Earlier this August, when the RBNZ cut the interest rates to 1%, many experts suggested that this is the ideal time to buy property in New Zealand because most people enter into house mortgage or home loan to purchase property and since interest rates are at their lowest ever, this means cheaper mortgage rates. Soon after the announcement from RBNZ, Kiwibank announced to pass on the complete effect of cut down by reducing its rates on floating (variable rate) loans; other banks such as ANZ, Westpac, ASB and BNZ have also cut down the interest rates on their floating and flexible home loans.

Home loans or mortgages are the most common way for an average family to purchase their own property. A home loan or mortgage is one where the asset in question is held as collateral by the bank till the mortgage amount is fully paid off. The repayments are made in monthly installments where each installment comprises of interest and principal. With each payment the outstanding amount reduces, till it reaches zero at the end of the term of mortgage at which point the title of the property is transferred to the owner. Some mortgages have an early payment penalty clause, where the penalty is usually a percentage of the outstanding amount and this clause serves to safeguard the interest payments which the lender would have received had the borrower continued to pay the mortgage according to the terms. Most mortgages are taken out for 30 years and if the borrower wants to repay the mortgage early then a viable option is to renegotiate the mortgage down to 15, 10 or 5 year terms instead of paying the remainder early and incurring early payment penalty.

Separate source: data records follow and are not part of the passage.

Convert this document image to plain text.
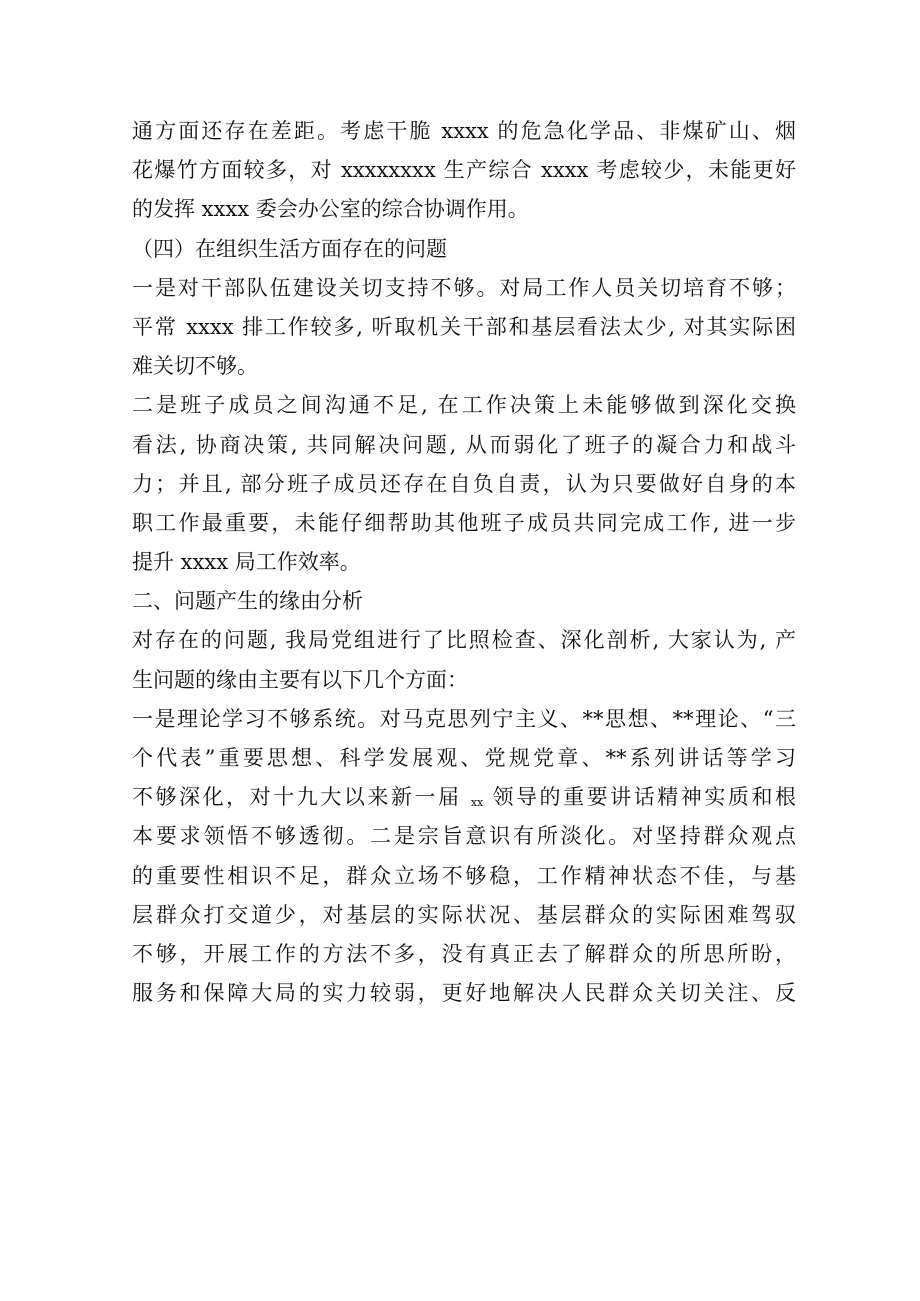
通方面还存在差距。考虑干脆 xxxx 的危急化学品、非煤矿山、烟
花爆竹方面较多，对 xxxxxxxx 生产综合 xxxx 考虑较少，未能更好
的发挥 xxxx 委会办公室的综合协调作用。
（四）在组织生活方面存在的问题
一是对干部队伍建设关切支持不够。对局工作人员关切培育不够；
平常 xxxx 排工作较多, 听取机关干部和基层看法太少, 对其实际困
难关切不够。
二是班子成员之间沟通不足, 在工作决策上未能够做到深化交换
看法, 协商决策, 共同解决问题, 从而弱化了班子的凝合力和战斗
力；并且, 部分班子成员还存在自负自责，认为只要做好自身的本
职工作最重要，未能仔细帮助其他班子成员共同完成工作, 进一步
提升 xxxx 局工作效率。
二、问题产生的缘由分析
对存在的问题, 我局党组进行了比照检查、深化剖析, 大家认为, 产
生问题的缘由主要有以下几个方面：
一是理论学习不够系统。对马克思列宁主义、**思想、**理论、“三
个代表”重要思想、科学发展观、党规党章、**系列讲话等学习
不够深化，对十九大以来新一届 xx 领导的重要讲话精神实质和根
本要求领悟不够透彻。二是宗旨意识有所淡化。对坚持群众观点
的重要性相识不足，群众立场不够稳，工作精神状态不佳，与基
层群众打交道少，对基层的实际状况、基层群众的实际困难驾驭
不够，开展工作的方法不多，没有真正去了解群众的所思所盼，
服务和保障大局的实力较弱，更好地解决人民群众关切关注、反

Home loans are connected with the housing sector and the demand for home loans is directly linked with the demand and market conditions of the housing sector. While the economy as a whole has shown signs of slowing down (which is why the government has consistently reduced interest rates), the housing sector has shown a completely different trend. In the last decade the housing sector has gone through a boom phase and now many experts are calling it a bubble which may burst at any time. This bubble is however, now showing signs of slowing expansion.

In March 2009, the value of housing sector stood at approximately $568 billion and almost 9 years later in January 2018, this figure stood at $1067 billion. This amounts to almost 87.8% increase in the value of the housing sector over eight years.

This has both positive and negative implications for the local economy. It created high demand for the housing sector and thus creating high demand for house mortgages, since the median price of an average property in New Zealand is around $ 580,000 and many New Zealanders cannot afford to buy this in cash, thus house mortgage is the best option to buy their own property.

However on the negative side, this means that the prospects of buying their own property are reducing for many people because the interest rates on savings are low as the policy of the government is to promote spending. If they people have low savings, it becomes difficult to take out a mortgage and pay for it directly from the monthly pay cheque, especially when the latest house price index figures suggest that housing prices in New Zealand have increased by 2.9% in the month of August and by 8.3% in the last 5 years.

Going back to the inflation figures, if we see the increase in inflation in last 5 years, it amounts to 1.63% since 2015 now if you look at the 8 year rise in house price index, it stands at 8.3%. This clearly shows that the housing sector is inflating at a faster rate as compared to rest of the economy.

This phase of boom or bubble, by many experts is considered very dangerous and it is estimated that if the bubble bursts, it`ll wipe approximately $60 billion from the housing sector. This also points toward the fact that house loans are in high demand because the demand for housing is high. This demand is affected by multiple factors and the gradual reduction in the rate of interest is one such factor because it has made house mortgages cheaper and more accessible.